Meses a cronometrar o minuto e meio, ao soar o alarme, para alcançar o abrigo antimíssil e introduzir, ordenadamente, cerca de 400 crianças; a recepcionar alunos novos refugiados das fronteiras norte e sul do país; a acompanhar filhos de soldados reservistas em ação no front; a criar condições para uma rotina de aprendizagem improvável. Noites mal dormidas, vidas ceifadas, famílias desarraigadas, projetos engavetados, sonhos extirpados, colheitas incineradas, agricultura abandonada, cidades-fantasma, sirenes a toda hora do dia e da noite, pânico, tristeza, violência, mortos, feridos, órfãos de pais, avós, irmãos, filhos e netos – de todas as idades. Não há, em todo o universo de todas as línguas, palavras que bastem para percorrer os sulcos de expressão de um pai diante do cadáver de seu filho; dos labirintos de temor de uma mãe, mulher, filha, avó, namorada, amiga… ao se despedir de seu soldado, face ao dever de cumprir com seu destino. Tempos de guerra.

Holocausto, pogrom, chacina, violência, corpos mutilados, amputados, assassinados, esquartejados, não identificados, sequestrados, reféns, inseguros, angustiados, tristes, ansiosos, desesperançosos, traumatizados, sofredores, vítimas de transtorno de estresse pós-traumático… fragmentos de um léxico inaugurado em outubro.
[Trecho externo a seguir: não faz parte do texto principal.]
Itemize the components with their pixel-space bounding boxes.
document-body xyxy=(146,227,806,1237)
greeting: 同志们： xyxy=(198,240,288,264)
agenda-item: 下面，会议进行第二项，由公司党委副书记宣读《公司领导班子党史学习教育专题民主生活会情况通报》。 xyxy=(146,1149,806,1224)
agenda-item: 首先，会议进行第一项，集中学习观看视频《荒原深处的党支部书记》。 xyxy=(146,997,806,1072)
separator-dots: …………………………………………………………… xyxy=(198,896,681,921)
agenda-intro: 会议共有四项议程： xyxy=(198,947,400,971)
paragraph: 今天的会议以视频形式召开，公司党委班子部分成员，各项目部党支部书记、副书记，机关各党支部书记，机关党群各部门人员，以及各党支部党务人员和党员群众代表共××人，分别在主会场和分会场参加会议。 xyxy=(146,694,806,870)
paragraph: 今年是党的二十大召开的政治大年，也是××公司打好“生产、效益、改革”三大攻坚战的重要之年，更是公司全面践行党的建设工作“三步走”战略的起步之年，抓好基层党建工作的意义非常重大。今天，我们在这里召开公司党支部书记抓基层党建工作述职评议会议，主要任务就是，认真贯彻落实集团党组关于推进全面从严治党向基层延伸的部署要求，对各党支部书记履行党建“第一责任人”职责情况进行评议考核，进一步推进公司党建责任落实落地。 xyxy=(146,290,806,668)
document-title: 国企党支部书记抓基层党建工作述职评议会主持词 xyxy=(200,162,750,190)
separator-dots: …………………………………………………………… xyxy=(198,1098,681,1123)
Como se do nada surgissem passos chorosos, amigos, conhecidos e não, parentes, curiosos, empenhados em oferecer seu quinhão em homenagem ao soldado da Cidade recém-tombado, compartilhando silêncio e dor. Mas minhas alunas não sabiam, absortas pela nesga de criatividade literária que singrava as copas das árvores e esparramava alegria anil ao céu.

Era eu quem chorava o soldado que conheci sorrindo, sobre quem perguntava, semanalmente, à mãe, que por meses batalhou e me protegeu a mim e a minha família, e que agora percorria seu caminho inerte, seguido de centenas de cidadãos que agora conheceriam sua bravura. Mais além do perímetro da escola, onde a vida castigava a população com o diário da guerra. Era eu quem sorria, burlando a leveza pueril das minhas três meninas, no pátio interno, na escola.